Can flavanols in chocolate prevent diabetes?
Flavanols, a type of bioactive compound found in cocoa (and therefore chocolate), are often touted for their potential health benefits, including effects on reducing the risk of type 2 diabetes. While they can be beneficial, it’s important to understand the nuances.
Flavanols are natural antioxidants found in cocoa, tea, berries, apples, and grapes. They have several health benefits, including improved insulin sensitivity, which helps cells absorb glucose more efficiently.
Studies have shown that regular consumption of flavanol-rich cocoa can lead to improved insulin sensitivity and better regulation of blood sugar levels.
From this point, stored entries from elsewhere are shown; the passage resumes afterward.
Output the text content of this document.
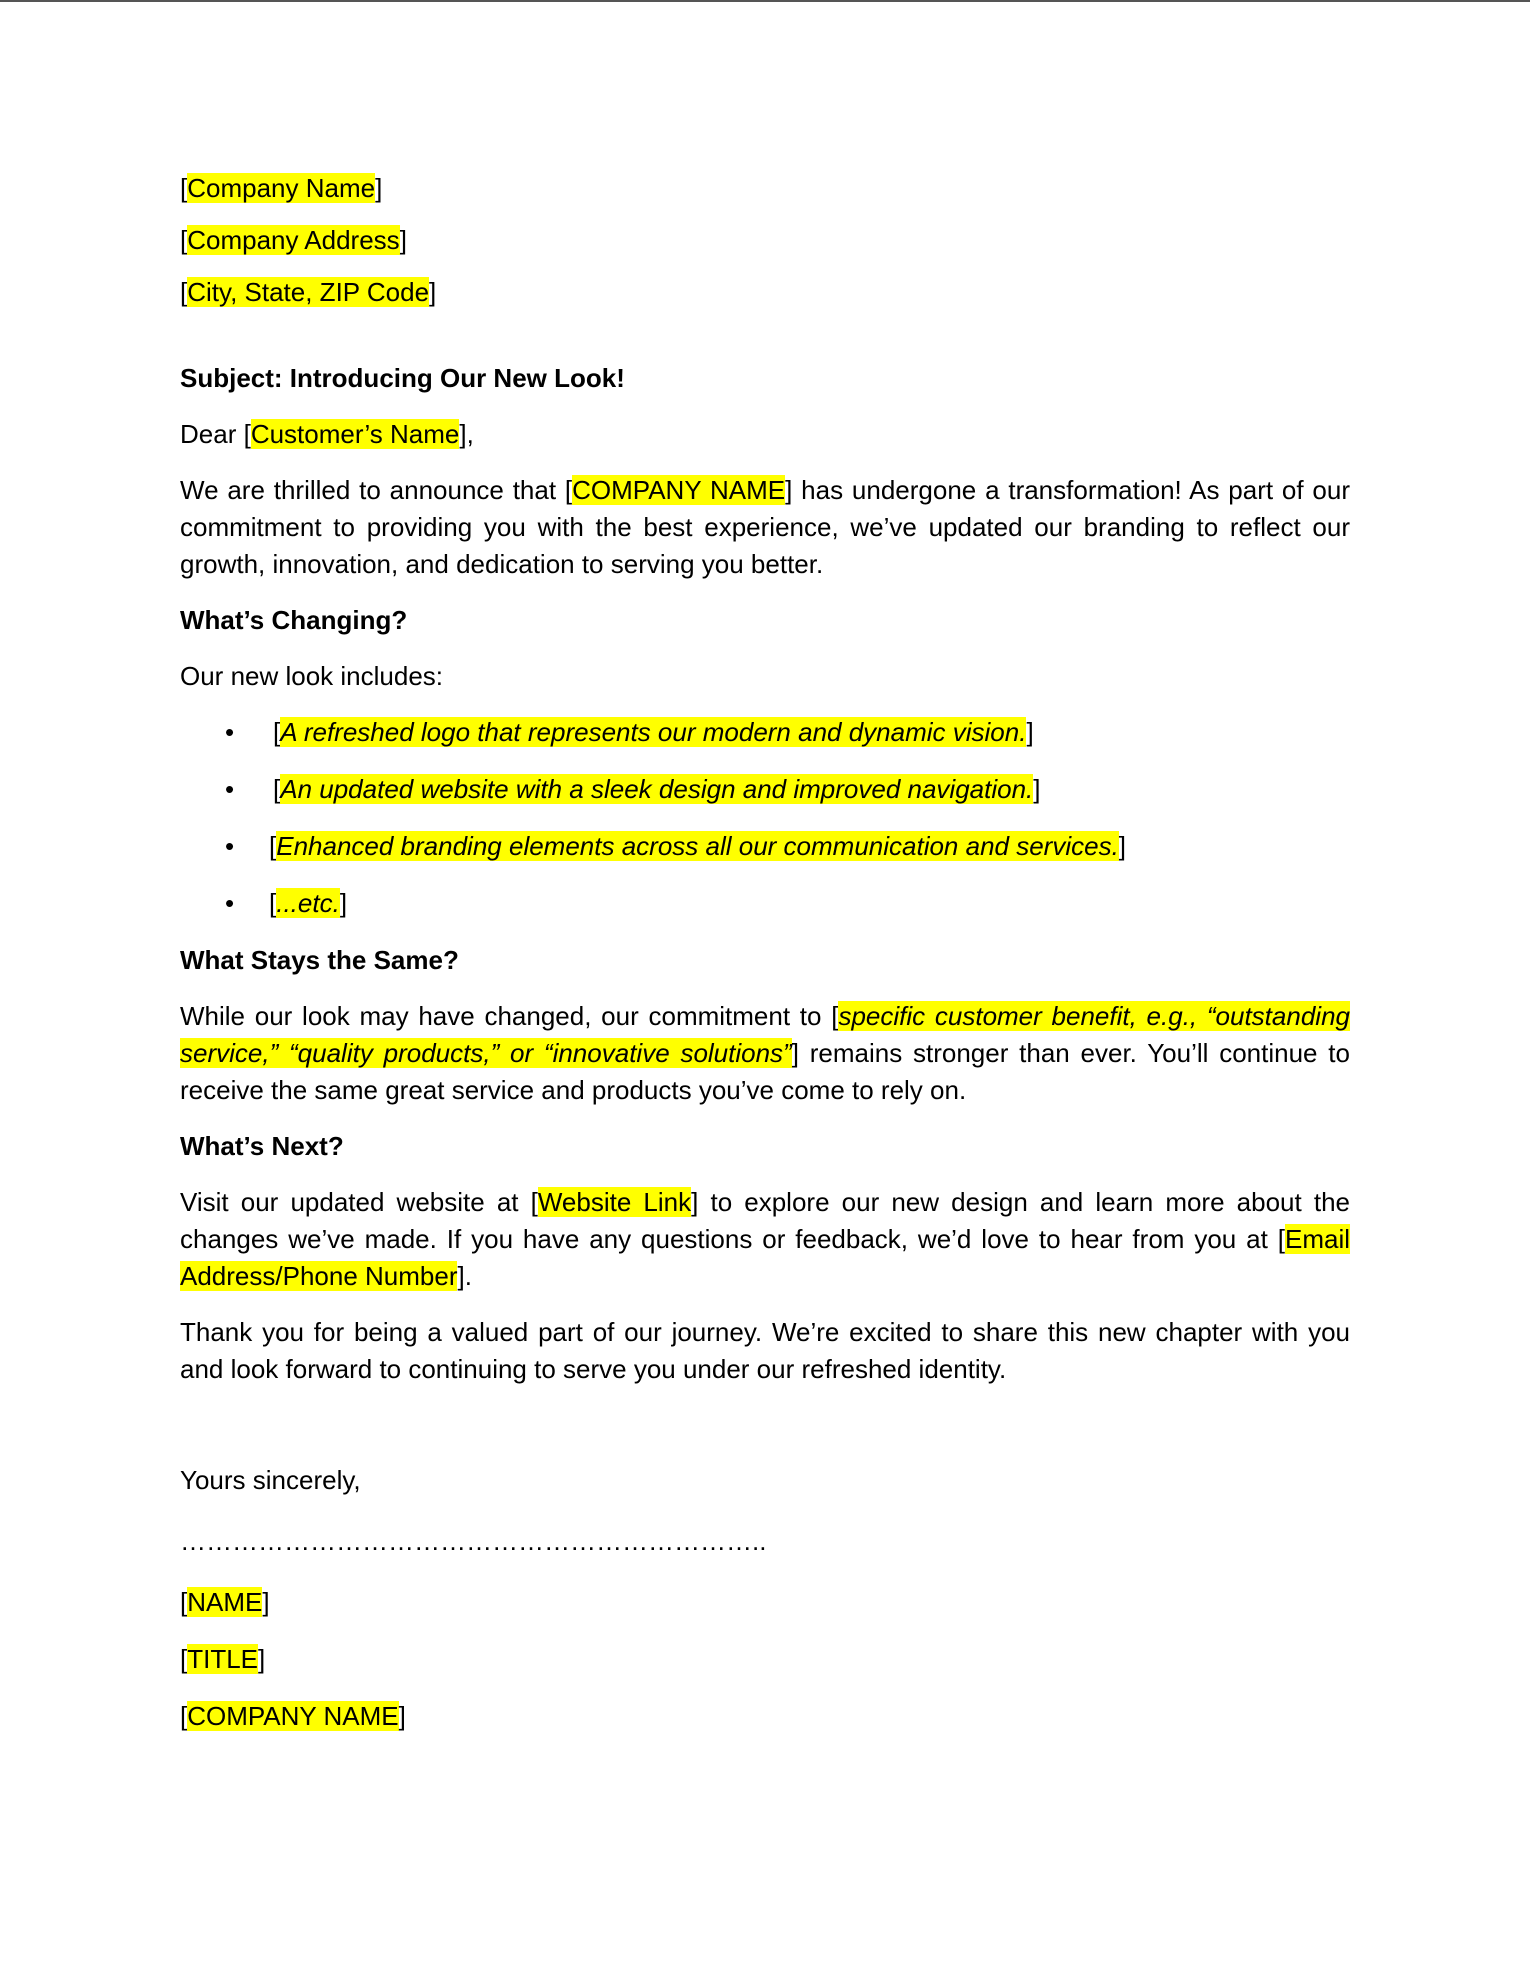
[Company Name]

[Company Address]

[City, State, ZIP Code]

Subject: Introducing Our New Look!

Dear [Customer’s Name],

We are thrilled to announce that [COMPANY NAME] has undergone a transformation! As part of our commitment to providing you with the best experience, we’ve updated our branding to reflect our growth, innovation, and dedication to serving you better.

What’s Changing?

Our new look includes:

• [A refreshed logo that represents our modern and dynamic vision.]
• [An updated website with a sleek design and improved navigation.]
• [Enhanced branding elements across all our communication and services.]
• [...etc.]

What Stays the Same?

While our look may have changed, our commitment to [specific customer benefit, e.g., “outstanding service,” “quality products,” or “innovative solutions”] remains stronger than ever. You’ll continue to receive the same great service and products you’ve come to rely on.

What’s Next?

Visit our updated website at [Website Link] to explore our new design and learn more about the changes we’ve made. If you have any questions or feedback, we’d love to hear from you at [Email Address/Phone Number].

Thank you for being a valued part of our journey. We’re excited to share this new chapter with you and look forward to continuing to serve you under our refreshed identity.

Yours sincerely,

…………………………………………………………..

[NAME]

[TITLE]

[COMPANY NAME]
While pure cocoa contains flavanols that can be beneficial, chocolate, as it is commonly consumed, also has its drawbacks. Most commercial chocolates are high in sugar and unhealthy fats, which can contribute to weight gain and insulin resistance.
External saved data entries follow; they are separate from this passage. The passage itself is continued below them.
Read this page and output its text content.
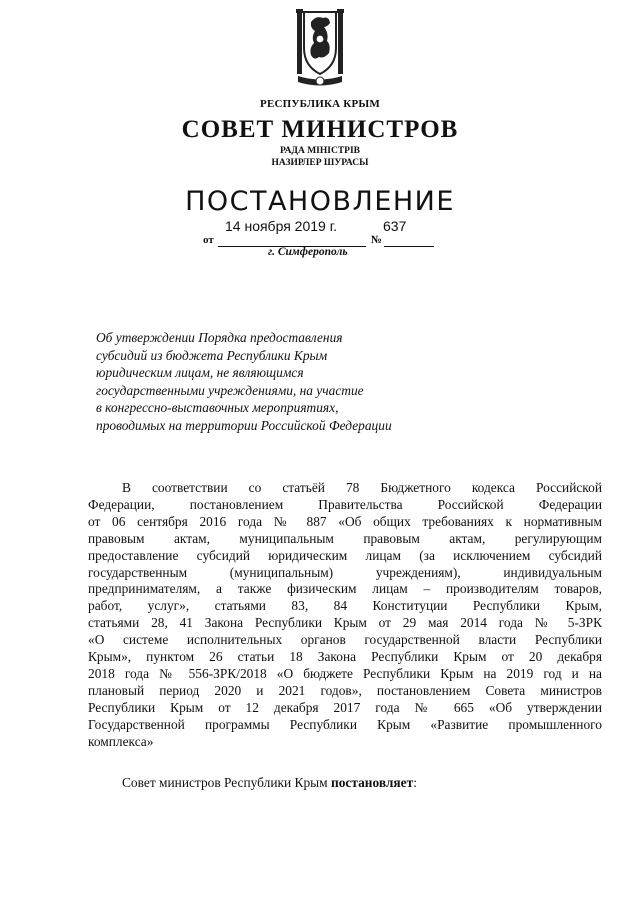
РЕСПУБЛИКА КРЫМ
СОВЕТ МИНИСТРОВ
РАДА МІНІСТРІВ
НАЗИРЛЕР ШУРАСЫ
ПОСТАНОВЛЕНИЕ
14 ноября 2019 г.	637
от	№
г. Симферополь
Об утверждении Порядка предоставления
субсидий из бюджета Республики Крым
юридическим лицам, не являющимся
государственными учреждениями, на участие
в конгрессно-выставочных мероприятиях,
проводимых на территории Российской Федерации
В соответствии со статьёй 78 Бюджетного кодекса Российской
Федерации, постановлением Правительства Российской Федерации
от 06 сентября 2016 года № 887 «Об общих требованиях к нормативным
правовым актам, муниципальным правовым актам, регулирующим
предоставление субсидий юридическим лицам (за исключением субсидий
государственным (муниципальным) учреждениям), индивидуальным
предпринимателям, а также физическим лицам – производителям товаров,
работ, услуг», статьями 83, 84 Конституции Республики Крым,
статьями 28, 41 Закона Республики Крым от 29 мая 2014 года № 5-ЗРК
«О системе исполнительных органов государственной власти Республики
Крым», пунктом 26 статьи 18 Закона Республики Крым от 20 декабря
2018 года № 556-ЗРК/2018 «О бюджете Республики Крым на 2019 год и на
плановый период 2020 и 2021 годов», постановлением Совета министров
Республики Крым от 12 декабря 2017 года № 665 «Об утверждении
Государственной программы Республики Крым «Развитие промышленного
комплекса»
Совет министров Республики Крым постановляет:
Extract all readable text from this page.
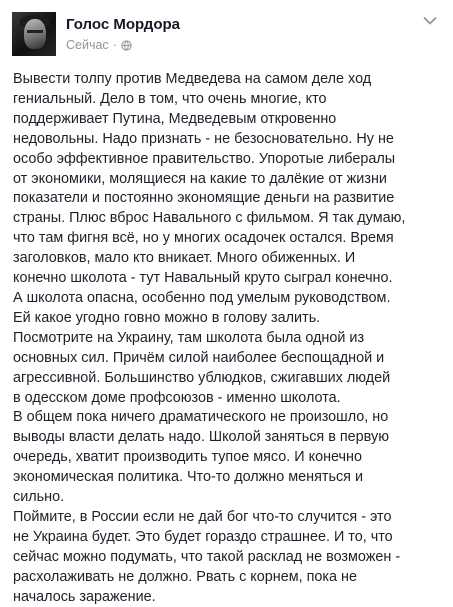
Голос Мордора
Сейчас ·

Вывести толпу против Медведева на самом деле ход
гениальный. Дело в том, что очень многие, кто
поддерживает Путина, Медведевым откровенно
недовольны. Надо признать - не безосновательно. Ну не
особо эффективное правительство. Упоротые либералы
от экономики, молящиеся на какие то далёкие от жизни
показатели и постоянно экономящие деньги на развитие
страны. Плюс вброс Навального с фильмом. Я так думаю,
что там фигня всё, но у многих осадочек остался. Время
заголовков, мало кто вникает. Много обиженных. И
конечно школота - тут Навальный круто сыграл конечно.
А школота опасна, особенно под умелым руководством.
Ей какое угодно говно можно в голову залить.
Посмотрите на Украину, там школота была одной из
основных сил. Причём силой наиболее беспощадной и
агрессивной. Большинство ублюдков, сжигавших людей
в одесском доме профсоюзов - именно школота.
В общем пока ничего драматического не произошло, но
выводы власти делать надо. Школой заняться в первую
очередь, хватит производить тупое мясо. И конечно
экономическая политика. Что-то должно меняться и
сильно.
Поймите, в России если не дай бог что-то случится - это
не Украина будет. Это будет гораздо страшнее. И то, что
сейчас можно подумать, что такой расклад не возможен -
расхолаживать не должно. Рвать с корнем, пока не
началось заражение.
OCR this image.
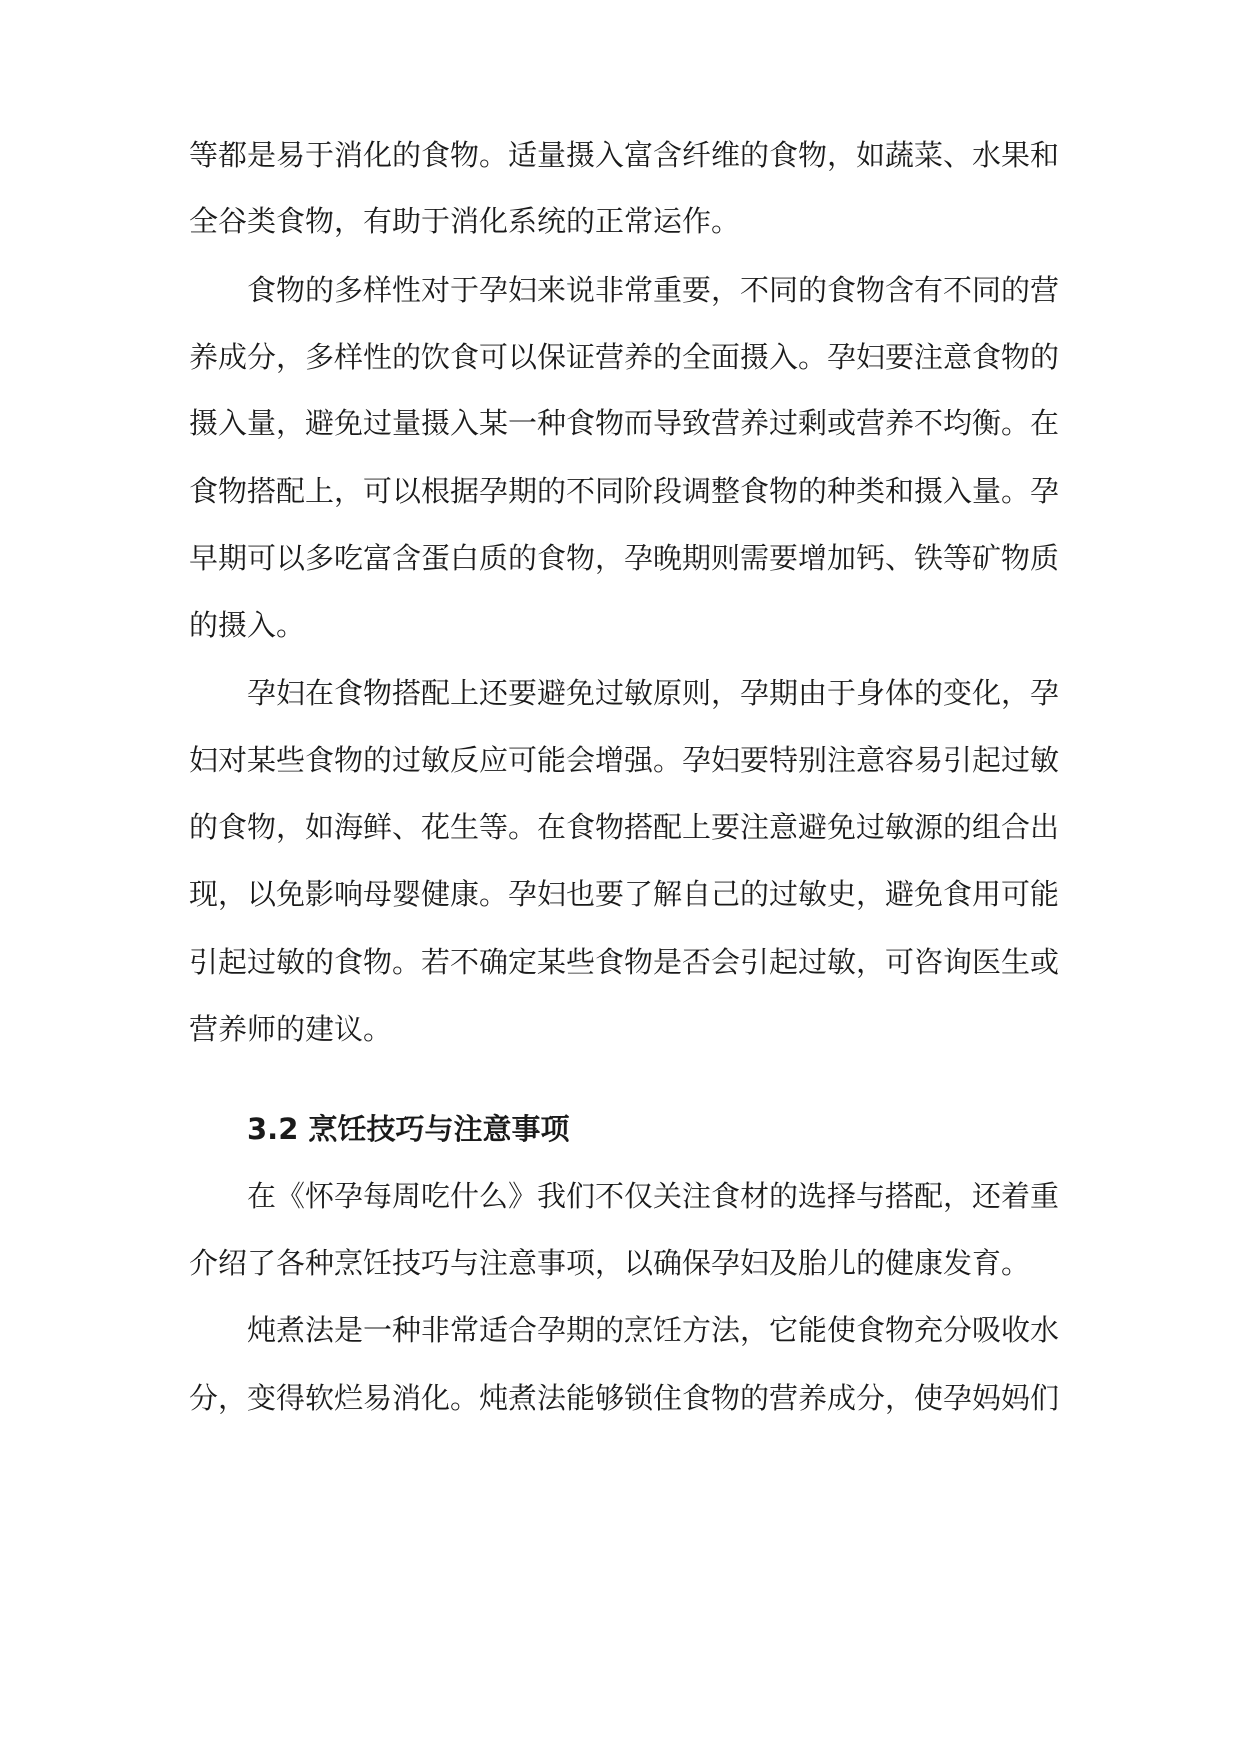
等都是易于消化的食物。适量摄入富含纤维的食物，如蔬菜、水果和
全谷类食物，有助于消化系统的正常运作。
食物的多样性对于孕妇来说非常重要，不同的食物含有不同的营
养成分，多样性的饮食可以保证营养的全面摄入。孕妇要注意食物的
摄入量，避免过量摄入某一种食物而导致营养过剩或营养不均衡。在
食物搭配上，可以根据孕期的不同阶段调整食物的种类和摄入量。孕
早期可以多吃富含蛋白质的食物，孕晚期则需要增加钙、铁等矿物质
的摄入。
孕妇在食物搭配上还要避免过敏原则，孕期由于身体的变化，孕
妇对某些食物的过敏反应可能会增强。孕妇要特别注意容易引起过敏
的食物，如海鲜、花生等。在食物搭配上要注意避免过敏源的组合出
现，以免影响母婴健康。孕妇也要了解自己的过敏史，避免食用可能
引起过敏的食物。若不确定某些食物是否会引起过敏，可咨询医生或
营养师的建议。
3.2 烹饪技巧与注意事项
在《怀孕每周吃什么》我们不仅关注食材的选择与搭配，还着重
介绍了各种烹饪技巧与注意事项，以确保孕妇及胎儿的健康发育。
炖煮法是一种非常适合孕期的烹饪方法，它能使食物充分吸收水
分，变得软烂易消化。炖煮法能够锁住食物的营养成分，使孕妈妈们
The concentration of flavanols in regular chocolate is often relatively low. Dark chocolate with a high cocoa content (70% or more) contains more flavanols, but even then it is difficult to achieve a therapeutic dose without consuming too many calories.
Cocoa flavanols have potential beneficial effects on insulin sensitivity and glucose regulation, which may contribute to the prevention of type 2 diabetes. However, there are no studies to show this yet. A healthy lifestyle is the most important approach for preventing diabetes.